A água começou a aquecer no Golfo do Alasca no final de 2013. Em poucos meses, as temperaturas da superfície do mar aumentaram em média 1ºC, e em alguns lugares até 2°C. Inicialmente, afetou uma área de oceano de aproximadamente 800 quilômetros de diâmetro e 90 metros de profundidade – em meados de 2014, o tamanho havia mais que dobrado até se estender finalmente por 3200 quilômetros do Alasca ao México.
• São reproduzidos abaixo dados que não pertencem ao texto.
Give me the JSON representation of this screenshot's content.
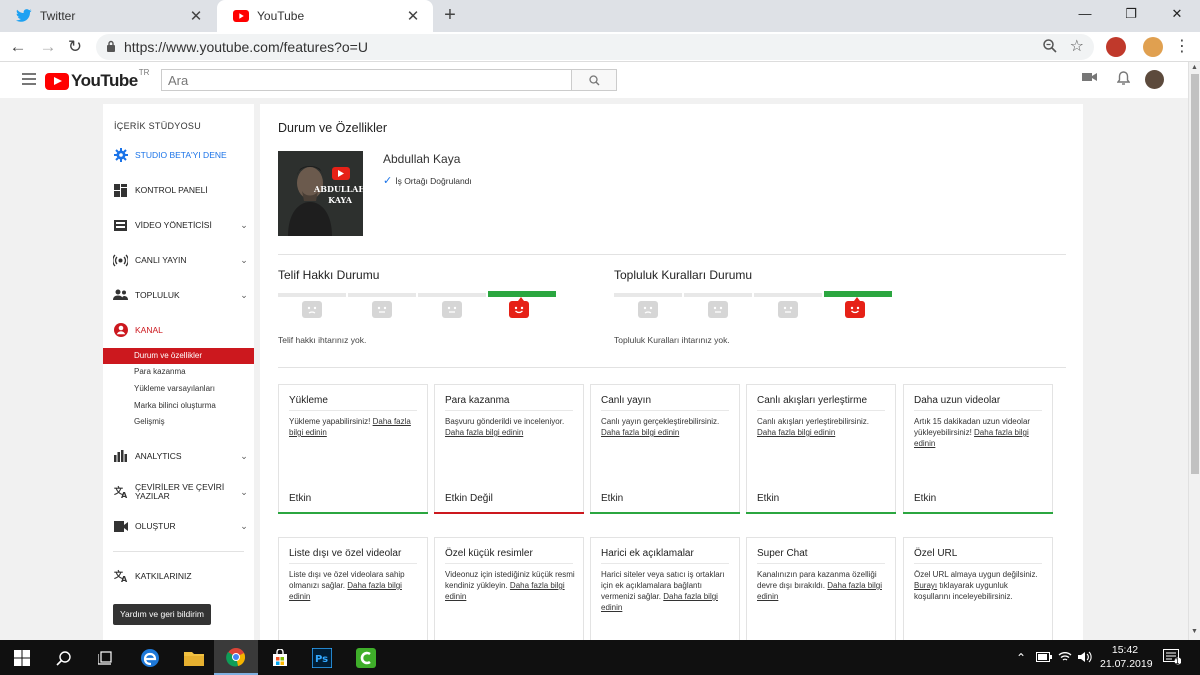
{
  "browser": {
    "tabs": [
      {
        "label": "Twitter",
        "icon": "twitter-icon"
      },
      {
        "label": "YouTube",
        "icon": "youtube-icon"
      }
    ],
    "url": "https://www.youtube.com/features?o=U"
  },
  "header": {
    "logo_text": "YouTube",
    "logo_region": "TR",
    "search_placeholder": "Ara"
  },
  "sidebar": {
    "title": "İÇERİK STÜDYOSU",
    "items": [
      {
        "label": "STUDIO BETA'YI DENE",
        "icon": "gear-icon"
      },
      {
        "label": "KONTROL PANELİ",
        "icon": "dashboard-icon"
      },
      {
        "label": "VİDEO YÖNETİCİSİ",
        "icon": "video-manager-icon"
      },
      {
        "label": "CANLI YAYIN",
        "icon": "live-icon"
      },
      {
        "label": "TOPLULUK",
        "icon": "community-icon"
      },
      {
        "label": "KANAL",
        "icon": "channel-icon"
      },
      {
        "label": "ANALYTICS",
        "icon": "analytics-icon"
      },
      {
        "label": "ÇEVİRİLER VE ÇEVİRİ YAZILAR",
        "icon": "translate-icon"
      },
      {
        "label": "OLUŞTUR",
        "icon": "create-icon"
      },
      {
        "label": "KATKILARINIZ",
        "icon": "contributions-icon"
      }
    ],
    "channel_subitems": [
      "Durum ve özellikler",
      "Para kazanma",
      "Yükleme varsayılanları",
      "Marka bilinci oluşturma",
      "Gelişmiş"
    ],
    "help_button": "Yardım ve geri bildirim"
  },
  "main": {
    "title": "Durum ve Özellikler",
    "channel_name": "Abdullah Kaya",
    "thumbnail_text_1": "ABDULLAH",
    "thumbnail_text_2": "KAYA",
    "verified_text": "İş Ortağı Doğrulandı",
    "copyright": {
      "title": "Telif Hakkı Durumu",
      "text": "Telif hakkı ihtarınız yok."
    },
    "community": {
      "title": "Topluluk Kuralları Durumu",
      "text": "Topluluk Kuralları ihtarınız yok."
    },
    "features": [
      {
        "title": "Yükleme",
        "desc": "Yükleme yapabilirsiniz! ",
        "link": "Daha fazla bilgi edinin",
        "status": "Etkin",
        "bar": "green"
      },
      {
        "title": "Para kazanma",
        "desc": "Başvuru gönderildi ve inceleniyor. ",
        "link": "Daha fazla bilgi edinin",
        "status": "Etkin Değil",
        "bar": "red"
      },
      {
        "title": "Canlı yayın",
        "desc": "Canlı yayın gerçekleştirebilirsiniz. ",
        "link": "Daha fazla bilgi edinin",
        "status": "Etkin",
        "bar": "green"
      },
      {
        "title": "Canlı akışları yerleştirme",
        "desc": "Canlı akışları yerleştirebilirsiniz. ",
        "link": "Daha fazla bilgi edinin",
        "status": "Etkin",
        "bar": "green"
      },
      {
        "title": "Daha uzun videolar",
        "desc": "Artık 15 dakikadan uzun videolar yükleyebilirsiniz! ",
        "link": "Daha fazla bilgi edinin",
        "status": "Etkin",
        "bar": "green"
      },
      {
        "title": "Liste dışı ve özel videolar",
        "desc": "Liste dışı ve özel videolara sahip olmanızı sağlar. ",
        "link": "Daha fazla bilgi edinin"
      },
      {
        "title": "Özel küçük resimler",
        "desc": "Videonuz için istediğiniz küçük resmi kendiniz yükleyin. ",
        "link": "Daha fazla bilgi edinin"
      },
      {
        "title": "Harici ek açıklamalar",
        "desc": "Harici siteler veya satıcı iş ortakları için ek açıklamalara bağlantı vermenizi sağlar. ",
        "link": "Daha fazla bilgi edinin"
      },
      {
        "title": "Super Chat",
        "desc": "Kanalınızın para kazanma özelliği devre dışı bırakıldı. ",
        "link": "Daha fazla bilgi edinin"
      },
      {
        "title": "Özel URL",
        "desc": "Özel URL almaya uygun değilsiniz. ",
        "link": "Burayı",
        "desc2": " tıklayarak uygunluk koşullarını inceleyebilirsiniz."
      }
    ]
  },
  "taskbar": {
    "time": "15:42",
    "date": "21.07.2019",
    "notification_count": "1"
  },
  "colors": {
    "youtube_red": "#ff0000",
    "active_red": "#cc181e",
    "enabled_green": "#2ba640",
    "studio_blue": "#1a73e8"
  }
}
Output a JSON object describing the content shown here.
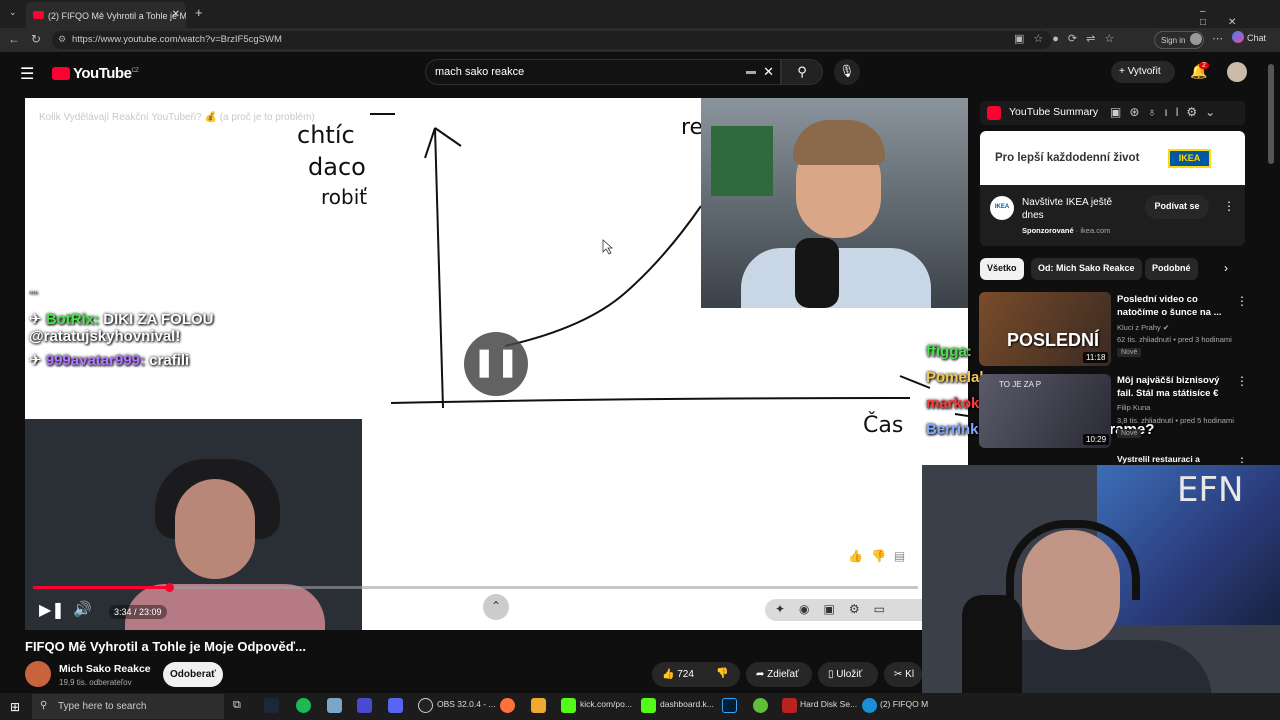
{
  "browser": {
    "tab_title": "(2) FIFQO Mě Vyhrotil a Tohle je M",
    "url": "https://www.youtube.com/watch?v=BrzIF5cgSWM",
    "sign_in": "Sign in",
    "chat_label": "Chat"
  },
  "youtube": {
    "logo": "YouTube",
    "region": "CZ",
    "search_value": "mach sako reakce",
    "create_label": "Vytvořit",
    "notif_count": "2"
  },
  "video": {
    "overlay_title": "Kolik Vydělávají Reakční YouTubeři? 💰 (a proč je to problém)",
    "whiteboard_text_1": "chtíc",
    "whiteboard_text_2": "daco",
    "whiteboard_text_3": "robiť",
    "whiteboard_text_4": "re",
    "whiteboard_axis": "Čas",
    "chat": [
      {
        "user": "BotRix:",
        "msg": " DIKI ZA FOLOU",
        "msg2": "@ratatujskyhovnival!",
        "color": "#4be34b"
      },
      {
        "user": "999avatar999:",
        "msg": " crafili",
        "color": "#b277ff"
      }
    ],
    "time": "3:34 / 23:09",
    "progress_fraction": 0.154
  },
  "right_chat": [
    {
      "user": "ffigga:",
      "msg": "",
      "cls": "g"
    },
    {
      "user": "Pomelak:",
      "msg": "",
      "cls": "y"
    },
    {
      "user": "markokokotko:",
      "msg": "",
      "cls": "r"
    },
    {
      "user": "Berrinka:",
      "msg": " to ho stale pozerame?",
      "cls": "b"
    }
  ],
  "below": {
    "headline": "FIFQO Mě Vyhrotil a Tohle je Moje Odpověď...",
    "channel": "Mich Sako Reakce",
    "subs": "19,9 tis. odberateľov",
    "subscribe": "Odoberať",
    "likes": "724",
    "share": "Zdieľať",
    "save": "Uložiť",
    "clip": "Kl"
  },
  "sidebar": {
    "summary_title": "YouTube Summary",
    "ad_text": "Pro lepší každodenní život",
    "ad_brand": "IKEA",
    "ad_title": "Navštivte IKEA ještě dnes",
    "ad_sponsor": "Sponzorované",
    "ad_domain": " · ikea.com",
    "ad_button": "Podívat se",
    "chips": [
      "Všetko",
      "Od: Mich Sako Reakce",
      "Podobné"
    ],
    "videos": [
      {
        "title": "Poslední video co natočíme o šunce na ...",
        "channel": "Kluci z Prahy ✔",
        "meta": "62 tis. zhliadnutí • pred 3 hodinami",
        "badge": "Nové",
        "duration": "11:18",
        "thumb_text": "POSLEDNÍ"
      },
      {
        "title": "Môj najväčší biznisový fail. Stál ma státisíce €",
        "channel": "Filip Kuna",
        "meta": "3,8 tis. zhliadnutí • pred 5 hodinami",
        "badge": "Nové",
        "duration": "10:29",
        "thumb_text": "TO JE ZA P"
      },
      {
        "title": "Vystrelil restauraci a",
        "channel": "",
        "meta": "",
        "badge": "",
        "duration": "",
        "thumb_text": ""
      }
    ]
  },
  "webcam_bg_text": "EFN",
  "taskbar": {
    "search": "Type here to search",
    "items": [
      "OBS 32.0.4 - ...",
      "kick.com/po...",
      "dashboard.k...",
      "Hard Disk Se...",
      "(2) FIFQO M"
    ]
  },
  "colors": {
    "accent": "#ff0033",
    "bg": "#0f0f0f",
    "ikea_blue": "#0058a3",
    "ikea_yellow": "#ffdb00"
  }
}
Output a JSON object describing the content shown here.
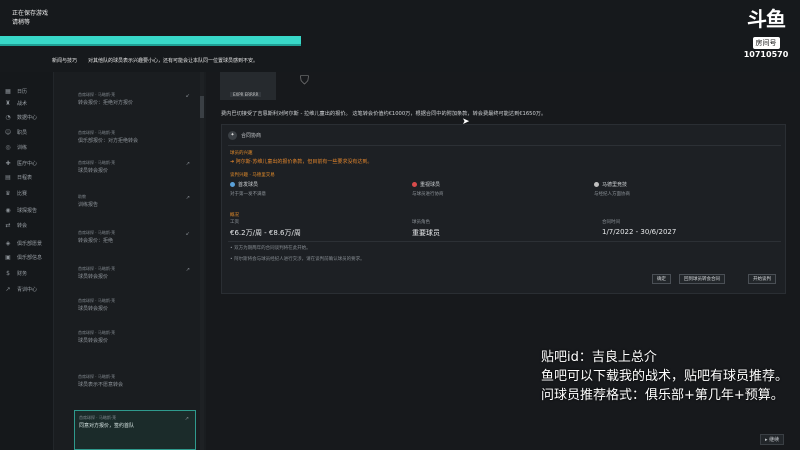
{
  "header": {
    "saving_line1": "正在保存游戏",
    "saving_line2": "请稍等",
    "progress": 1.0,
    "tip_label": "新闻与技巧",
    "tip_text": "对其他队的球员表示兴趣要小心，还有可能会让本队同一位置球员感到不安。"
  },
  "stream_logo": {
    "mark": "斗鱼",
    "badge": "房间号",
    "room_number": "10710570"
  },
  "nav": {
    "items": [
      {
        "label": "日历",
        "icon": "calendar-icon"
      },
      {
        "label": "战术",
        "icon": "tactics-icon"
      },
      {
        "label": "数据中心",
        "icon": "data-icon"
      },
      {
        "label": "职员",
        "icon": "staff-icon"
      },
      {
        "label": "训练",
        "icon": "training-icon"
      },
      {
        "label": "医疗中心",
        "icon": "medical-icon"
      },
      {
        "label": "日程表",
        "icon": "schedule-icon"
      },
      {
        "label": "比赛",
        "icon": "trophy-icon"
      },
      {
        "label": "球探报告",
        "icon": "scouting-icon"
      },
      {
        "label": "转会",
        "icon": "transfer-icon"
      },
      {
        "label": "俱乐部愿景",
        "icon": "club-vision-icon"
      },
      {
        "label": "俱乐部信息",
        "icon": "club-info-icon"
      },
      {
        "label": "财务",
        "icon": "finance-icon"
      },
      {
        "label": "青训中心",
        "icon": "youth-icon"
      }
    ]
  },
  "messages": [
    {
      "from": "首席球探 · 马略斯·莱",
      "subj": "转会报价：拒绝对方报价",
      "icon": "↙"
    },
    {
      "from": "首席球探 · 马略斯·莱",
      "subj": "俱乐部报价：对方拒绝转会",
      "icon": ""
    },
    {
      "from": "首席球探 · 马略斯·莱",
      "subj": "球员转会报价",
      "icon": "↗"
    },
    {
      "from": "助教",
      "subj": "训练报告",
      "icon": "↗"
    },
    {
      "from": "首席球探 · 马略斯·莱",
      "subj": "转会报价：拒绝",
      "icon": "↙"
    },
    {
      "from": "首席球探 · 马略斯·莱",
      "subj": "球员转会报价",
      "icon": "↗"
    },
    {
      "from": "首席球探 · 马略斯·莱",
      "subj": "球员转会报价",
      "icon": ""
    },
    {
      "from": "首席球探 · 马略斯·莱",
      "subj": "球员转会报价",
      "icon": ""
    },
    {
      "from": "首席球探 · 马略斯·莱",
      "subj": "球员表示不愿意转会",
      "icon": ""
    },
    {
      "from": "首席球探 · 马略斯·莱",
      "subj": "同意对方报价，签约首队",
      "icon": "↗"
    }
  ],
  "main": {
    "player_tag": "EXPR ERRRR",
    "intro": "费内巴切接受了吉恩斯利对阿尔斯 - 拉维儿童出的报价。 这笔转会价值约€1000万，根据合同中的附加条款，转会费最终可能达到€1650万。",
    "panel_title": "合同协商",
    "interest_label": "球员的兴趣",
    "warning": "阿尔斯·苏维儿童出的报价条款，但目前有一些要求没有达到。",
    "meaning_label": "谈判兴趣 · 马德里交易",
    "cols": [
      {
        "title": "首发球员",
        "sub": "对于第一发不满意",
        "color": "#5aa0d8"
      },
      {
        "title": "重视球员",
        "sub": "与球员进行协商",
        "color": "#d84b4b"
      },
      {
        "title": "马德里竞技",
        "sub": "与经纪人方面协商",
        "color": "#c0c0c0"
      }
    ],
    "section_label": "概况",
    "fields": [
      {
        "label": "工资",
        "value": "€6.2万/周 - €8.6万/周"
      },
      {
        "label": "球员角色",
        "value": "重要球员"
      },
      {
        "label": "合同时间",
        "value": "1/7/2022 - 30/6/2027"
      }
    ],
    "notes": [
      "• 双方为期两年的合同谈判将在此开始。",
      "• 阿尔斯将会与球员经纪人进行交涉，请在谈判前确认球员的要求。"
    ],
    "buttons": [
      "确定",
      "回到球员转会合同",
      "开始谈判"
    ]
  },
  "overlay": {
    "line1": "贴吧id：吉良上总介",
    "line2": "鱼吧可以下载我的战术，贴吧有球员推荐。",
    "line3": "问球员推荐格式：俱乐部+第几年+预算。"
  },
  "resume_label": "继续"
}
Os cientistas a chamaram de bolha, um exemplo do fenômeno conhecido como ondas de calor marinhas, e ao longo de três anos alterou e revirou o ecossistema do Pacífico Norte.
A quantidade de plâncton e crustáceos caiu. A população de bacalhau do Pacífico ao largo do Alasca diminuiu, até que finalmente entrou em colapso. Milhares de leões marinhos famintos chegaram à praia, e um grande número de aves marinhas morreu. Sem crustáceos como alimento, as baleias-jubarte recorreram à anchova, e na sua procura nadaram mais perto da costa e ficaram emaranhadas nos equipamentos de pesca.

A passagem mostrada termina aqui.